Od czego zacząć? Najlepiej od jazdy równoległej. Niedawno byłem w jednym z gospodarstw, gdzie pracowały dwa duże ciągniki z kilkunastometrowymi agregatami uprawowymi. Jadąc na siedzeniu pasażera w jednym z tych ciągników, nasłuchałem się trochę narzekań i przekleństw kierowcy odnośnie pracy maszyną. A konkretnie, że w tym drugim ciągniku to Zbycho ma już „autotraka", a tutaj jeszcze nie ma i musi się tak męczyć. Co prawda szef już też to zauważył, ale w tej chwili w sprzedaży zabrakło urządzenia w które chciał doposażyć ciągnik.
Faktycznie, praca nie była łatwa. Pole długie, szerokie - ponad 150 ha, wcześniejsza uprawa wykonana na ukos - i czego tutaj się trzymać żeby jechać prosto i nie dostać skrętu karku od nieustannego oglądania się gdzie jest krawędź agregatu? Maszyna z tyłu 16-metrowa, ciągnik na gąsienicach czuły na niewielki ruch kierownicą... Zakładki na 2 metry nie były rzadkością, a czasem pozostawał pasek nieuprawiony. Przy długości pola niemal 1,5 km i jego powierzchni, łatwo policzyć ile można zaoszczędzić nie robiąc zakładek.

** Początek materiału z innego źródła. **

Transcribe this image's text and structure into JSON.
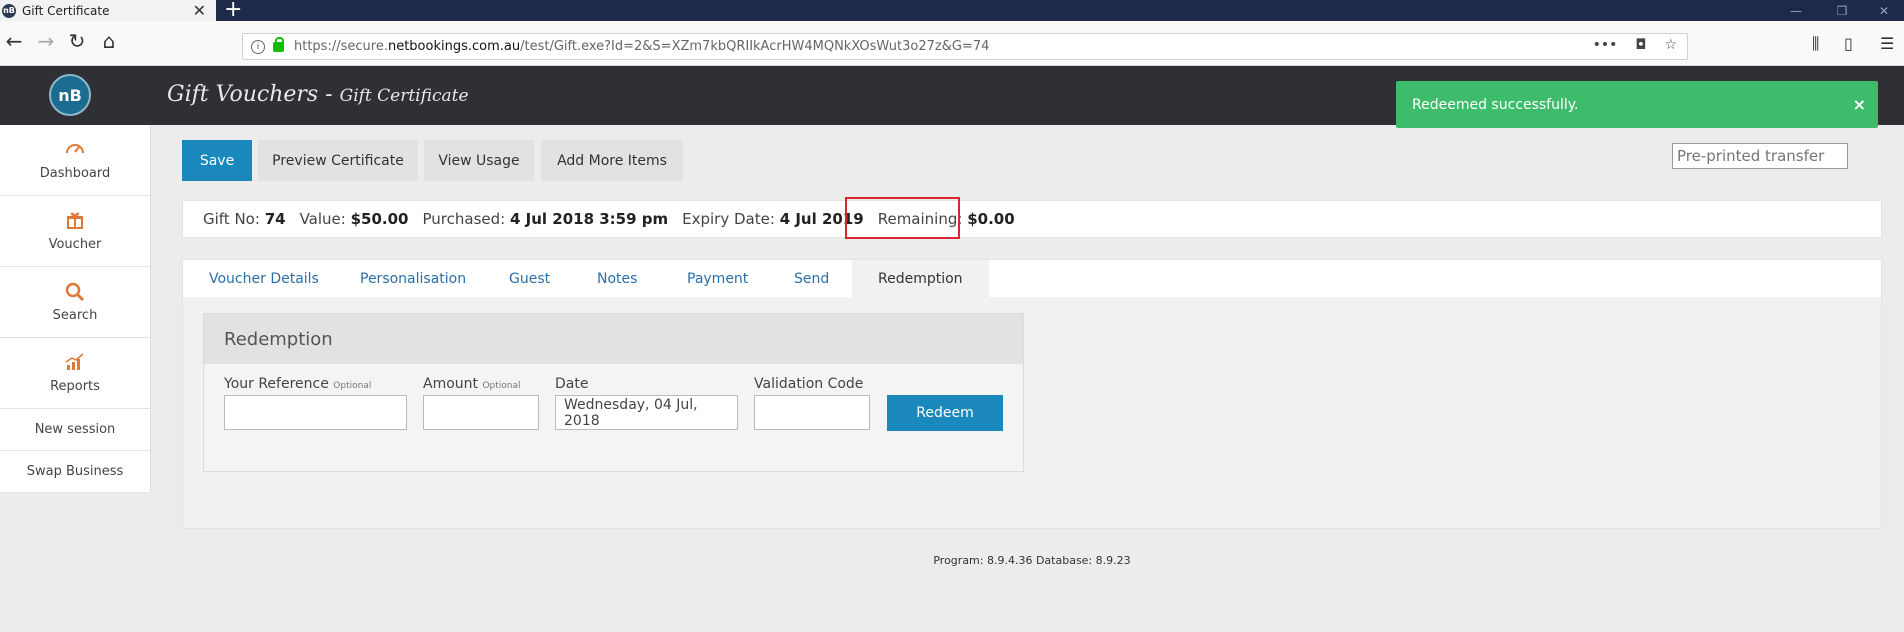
{
  "browser": {
    "tab_title": "Gift Certificate",
    "url_prefix": "https://secure.",
    "url_domain": "netbookings.com.au",
    "url_path": "/test/Gift.exe?Id=2&S=XZm7kbQRIIkAcrHW4MQNkXOsWut3o27z&G=74"
  },
  "header": {
    "logo_text": "nB",
    "title": "Gift Vouchers - ",
    "subtitle": "Gift Certificate"
  },
  "toast": {
    "message": "Redeemed successfully.",
    "close": "×"
  },
  "sidebar": {
    "items": [
      {
        "label": "Dashboard",
        "icon": "dashboard-icon"
      },
      {
        "label": "Voucher",
        "icon": "gift-icon"
      },
      {
        "label": "Search",
        "icon": "search-icon"
      },
      {
        "label": "Reports",
        "icon": "chart-icon"
      }
    ],
    "links": [
      "New session",
      "Swap Business"
    ]
  },
  "toolbar": {
    "save": "Save",
    "preview": "Preview Certificate",
    "usage": "View Usage",
    "add_items": "Add More Items",
    "preprinted_placeholder": "Pre-printed transfer"
  },
  "info": {
    "gift_no_label": "Gift No:",
    "gift_no": "74",
    "value_label": "Value:",
    "value": "$50.00",
    "purchased_label": "Purchased:",
    "purchased": "4 Jul 2018 3:59 pm",
    "expiry_label": "Expiry Date:",
    "expiry": "4 Jul 2019",
    "remaining_label": "Remaining:",
    "remaining": "$0.00"
  },
  "tabs": [
    "Voucher Details",
    "Personalisation",
    "Guest",
    "Notes",
    "Payment",
    "Send",
    "Redemption"
  ],
  "redemption": {
    "heading": "Redemption",
    "reference_label": "Your Reference",
    "reference_hint": "Optional",
    "amount_label": "Amount",
    "amount_hint": "Optional",
    "date_label": "Date",
    "date_value": "Wednesday, 04 Jul, 2018",
    "validation_label": "Validation Code",
    "redeem_button": "Redeem"
  },
  "footer": {
    "version": "Program: 8.9.4.36 Database: 8.9.23"
  }
}
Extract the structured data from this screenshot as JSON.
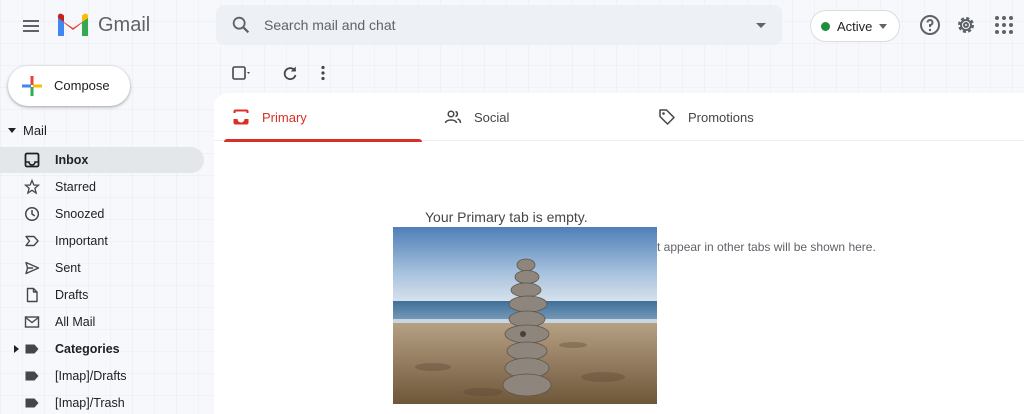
{
  "header": {
    "brand": "Gmail",
    "menu_icon": "hamburger-menu-icon",
    "search": {
      "placeholder": "Search mail and chat",
      "value": "",
      "icon": "search-icon"
    },
    "status": {
      "label": "Active",
      "color": "#1e8e3e"
    },
    "icons": [
      "help-icon",
      "settings-gear-icon",
      "apps-grid-icon"
    ]
  },
  "sidebar": {
    "compose_label": "Compose",
    "section_label": "Mail",
    "items": [
      {
        "label": "Inbox",
        "icon": "inbox-icon",
        "selected": true
      },
      {
        "label": "Starred",
        "icon": "star-icon"
      },
      {
        "label": "Snoozed",
        "icon": "clock-icon"
      },
      {
        "label": "Important",
        "icon": "important-icon"
      },
      {
        "label": "Sent",
        "icon": "send-icon"
      },
      {
        "label": "Drafts",
        "icon": "draft-icon"
      },
      {
        "label": "All Mail",
        "icon": "mail-icon"
      },
      {
        "label": "Categories",
        "icon": "label-icon",
        "expandable": true
      },
      {
        "label": "[Imap]/Drafts",
        "icon": "label-icon"
      },
      {
        "label": "[Imap]/Trash",
        "icon": "label-icon"
      }
    ]
  },
  "toolbar": {
    "icons": [
      "select-checkbox-icon",
      "refresh-icon",
      "more-vert-icon"
    ]
  },
  "tabs": [
    {
      "label": "Primary",
      "icon": "inbox-tab-icon",
      "active": true
    },
    {
      "label": "Social",
      "icon": "people-icon"
    },
    {
      "label": "Promotions",
      "icon": "tag-icon"
    }
  ],
  "main": {
    "empty_title": "Your Primary tab is empty.",
    "empty_subtitle": "t appear in other tabs will be shown here."
  },
  "colors": {
    "accent": "#d93025",
    "selected_bg": "#e4e7ea"
  }
}
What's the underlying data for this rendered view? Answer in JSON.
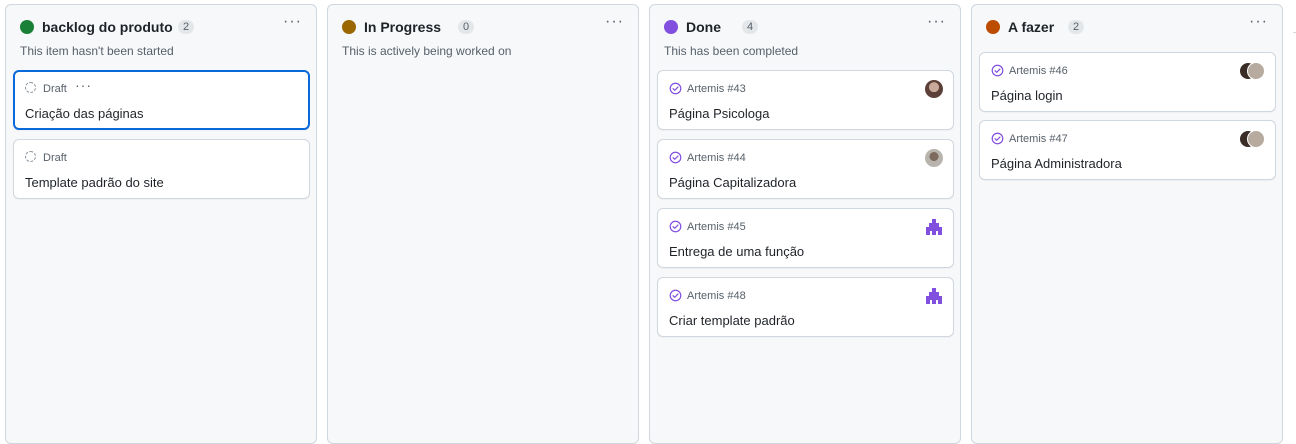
{
  "columns": [
    {
      "title": "backlog do produto",
      "count": "2",
      "description": "This item hasn't been started",
      "color": "#1a7f37",
      "menu_icon": "kebab-horizontal-icon",
      "cards": [
        {
          "meta": "Draft",
          "title": "Criação das páginas",
          "type": "draft",
          "selected": true
        },
        {
          "meta": "Draft",
          "title": "Template padrão do site",
          "type": "draft"
        }
      ]
    },
    {
      "title": "In Progress",
      "count": "0",
      "description": "This is actively being worked on",
      "color": "#9a6700",
      "menu_icon": "kebab-horizontal-icon",
      "cards": []
    },
    {
      "title": "Done",
      "count": "4",
      "description": "This has been completed",
      "color": "#8250df",
      "menu_icon": "kebab-horizontal-icon",
      "cards": [
        {
          "meta": "Artemis #43",
          "title": "Página Psicologa",
          "type": "issue-closed",
          "avatar": "user-avatar-photo"
        },
        {
          "meta": "Artemis #44",
          "title": "Página Capitalizadora",
          "type": "issue-closed",
          "avatar": "user-avatar-photo"
        },
        {
          "meta": "Artemis #45",
          "title": "Entrega de uma função",
          "type": "issue-closed",
          "avatar": "identicon-avatar"
        },
        {
          "meta": "Artemis #48",
          "title": "Criar template padrão",
          "type": "issue-closed",
          "avatar": "identicon-avatar"
        }
      ]
    },
    {
      "title": "A fazer",
      "count": "2",
      "description": "",
      "color": "#bc4c00",
      "menu_icon": "kebab-horizontal-icon",
      "cards": [
        {
          "meta": "Artemis #46",
          "title": "Página login",
          "type": "issue-closed",
          "avatar": "multiple-avatars"
        },
        {
          "meta": "Artemis #47",
          "title": "Página Administradora",
          "type": "issue-closed",
          "avatar": "multiple-avatars"
        }
      ]
    }
  ],
  "colors": {
    "issue_closed": "#8250df",
    "selected_border": "#0969da",
    "identicon": "#8250df"
  }
}
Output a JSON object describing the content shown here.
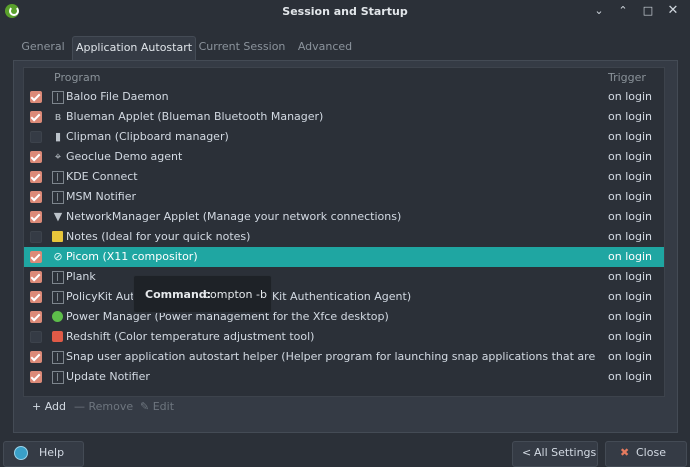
{
  "window": {
    "title": "Session and Startup",
    "app_icon": "xfce-session-icon",
    "controls": [
      "chevron-down-icon",
      "chevron-up-icon",
      "minimize-icon",
      "maximize-icon",
      "close-icon"
    ]
  },
  "tabs": [
    {
      "label": "General",
      "active": false
    },
    {
      "label": "Application Autostart",
      "active": true
    },
    {
      "label": "Current Session",
      "active": false
    },
    {
      "label": "Advanced",
      "active": false
    }
  ],
  "table": {
    "columns": [
      "Program",
      "Trigger"
    ],
    "rows": [
      {
        "checked": true,
        "icon": "generic-app-icon",
        "name": "Baloo File Daemon",
        "trigger": "on login",
        "selected": false
      },
      {
        "checked": true,
        "icon": "bluetooth-icon",
        "name": "Blueman Applet (Blueman Bluetooth Manager)",
        "trigger": "on login",
        "selected": false
      },
      {
        "checked": false,
        "icon": "clipboard-icon",
        "name": "Clipman (Clipboard manager)",
        "trigger": "on login",
        "selected": false
      },
      {
        "checked": true,
        "icon": "location-pin-icon",
        "name": "Geoclue Demo agent",
        "trigger": "on login",
        "selected": false
      },
      {
        "checked": true,
        "icon": "generic-app-icon",
        "name": "KDE Connect",
        "trigger": "on login",
        "selected": false
      },
      {
        "checked": true,
        "icon": "generic-app-icon",
        "name": "MSM Notifier",
        "trigger": "on login",
        "selected": false
      },
      {
        "checked": true,
        "icon": "wifi-icon",
        "name": "NetworkManager Applet (Manage your network connections)",
        "trigger": "on login",
        "selected": false
      },
      {
        "checked": false,
        "icon": "notes-icon",
        "name": "Notes (Ideal for your quick notes)",
        "trigger": "on login",
        "selected": false
      },
      {
        "checked": true,
        "icon": "no-entry-icon",
        "name": "Picom (X11 compositor)",
        "trigger": "on login",
        "selected": true
      },
      {
        "checked": true,
        "icon": "generic-app-icon",
        "name": "Plank",
        "trigger": "on login",
        "selected": false
      },
      {
        "checked": true,
        "icon": "generic-app-icon",
        "name": "PolicyKit Authentication Agent (PolicyKit Authentication Agent)",
        "trigger": "on login",
        "selected": false
      },
      {
        "checked": true,
        "icon": "power-icon",
        "name": "Power Manager (Power management for the Xfce desktop)",
        "trigger": "on login",
        "selected": false
      },
      {
        "checked": false,
        "icon": "redshift-icon",
        "name": "Redshift (Color temperature adjustment tool)",
        "trigger": "on login",
        "selected": false
      },
      {
        "checked": true,
        "icon": "generic-app-icon",
        "name": "Snap user application autostart helper (Helper program for launching snap applications that are configured to start automatically)",
        "trigger": "on login",
        "selected": false
      },
      {
        "checked": true,
        "icon": "generic-app-icon",
        "name": "Update Notifier",
        "trigger": "on login",
        "selected": false
      }
    ]
  },
  "tooltip": {
    "label": "Command:",
    "value": "compton -b"
  },
  "toolbar": {
    "add": "Add",
    "remove": "Remove",
    "edit": "Edit"
  },
  "buttons": {
    "help": "Help",
    "all_settings": "All Settings",
    "close": "Close"
  },
  "colors": {
    "accent": "#1fa6a2",
    "checkbox": "#dc8a78",
    "background": "#2b3038"
  }
}
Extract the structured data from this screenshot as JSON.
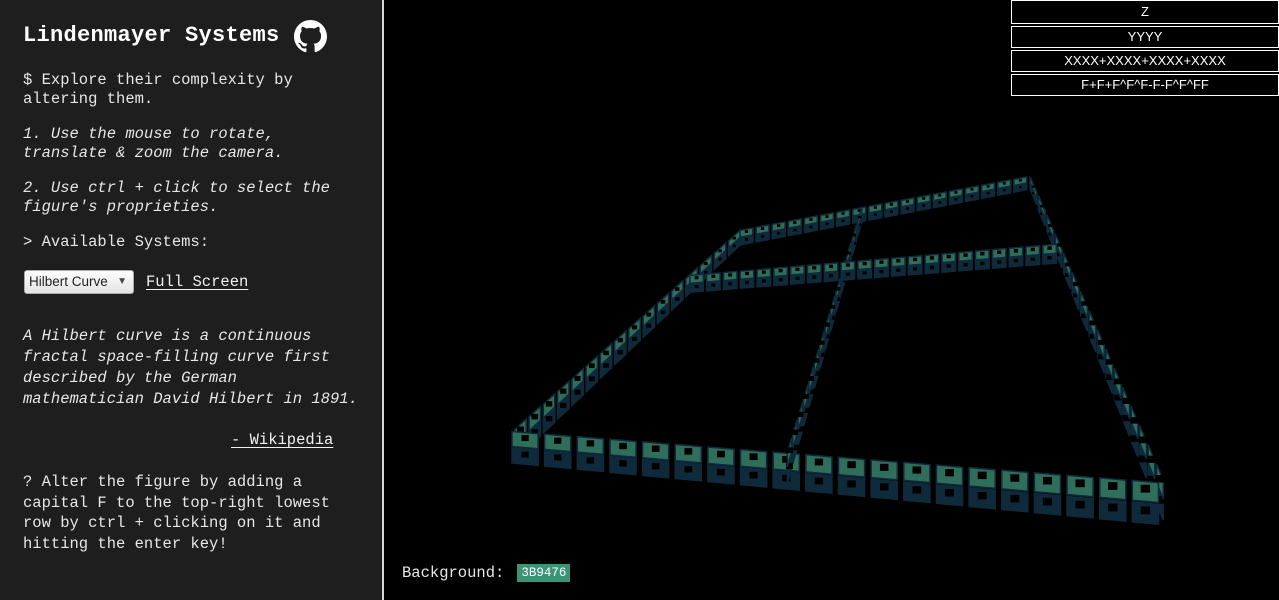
{
  "sidebar": {
    "title": "Lindenmayer Systems",
    "github_icon": "github-icon",
    "intro": "$ Explore their complexity by altering them.",
    "instruction_1": "1. Use the mouse to rotate, translate & zoom the camera.",
    "instruction_2": "2. Use ctrl + click to select the figure's proprieties.",
    "available_label": "> Available Systems:",
    "system_select": {
      "selected": "Hilbert Curve"
    },
    "fullscreen_label": "Full Screen",
    "description": "A Hilbert curve is a continuous fractal space-filling curve first described by the German mathematician David Hilbert in 1891.",
    "wiki_link": "- Wikipedia",
    "hint": "? Alter the figure by adding a capital F to the top-right lowest row by ctrl + clicking on it and hitting the enter key!"
  },
  "rules": [
    "Z",
    "YYYY",
    "XXXX+XXXX+XXXX+XXXX",
    "F+F+F^F^F-F-F^F^FF"
  ],
  "background": {
    "label": "Background:",
    "value": "3B9476"
  },
  "colors": {
    "figure": "#2e6e5a",
    "figure_shadow": "#0f2a3a",
    "accent": "#3b9476",
    "sidebar_bg": "#1e1e1e"
  }
}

Najprostsze urządzenia do jazdy równoległej można już kupić za 3-4 tys. zł. Po prostym zaprogramowaniu - wprowadzeniu obrysu pola i szerokości narzędzia, wskażą na wyświetlaczu prosty kierunek, pomogą równomiernie wysiać nawóz - wyeliminują odstępny między przejazdami wytyczane „na oko" pomogą założyć ścieżki technologiczne, a jeszcze bardziej pomogą tam gdzie ich nie ma, co ma niebagatelne znaczenie podczas pogłównego wysiewu nawozu czy wykonywania zabiegów ochrony roślin. Nieco bardziej zaawansowane narzędzia z wyświetlaczem, pokażą również na przykład nakładki przy nawożeniu lub oprysku, dzięki czemu użytkownik może wyłączyć narzędzie czy odpowiednio zmniejszyć szerokość jego działania.
W większych, nowszych ciągnikach, układy kierownicze są często już przystosowane do automatycznej jazdy równoległej. Wystarczy podłączenie anteny GPS i monitora (jeśli ciągnik nie ma go w standardzie) i kierowca może puścić kierownicę, a maszyna sama pojedzie po wyznaczonym torze. Jeśli układ kierowniczy nie jest przystosowany to wpięcia komputera sterującego, potrzebna będzie specjalna nakładka na kierownicę lub druga kierownica wyposażona w silniczek elektryczny sterowany z monitora.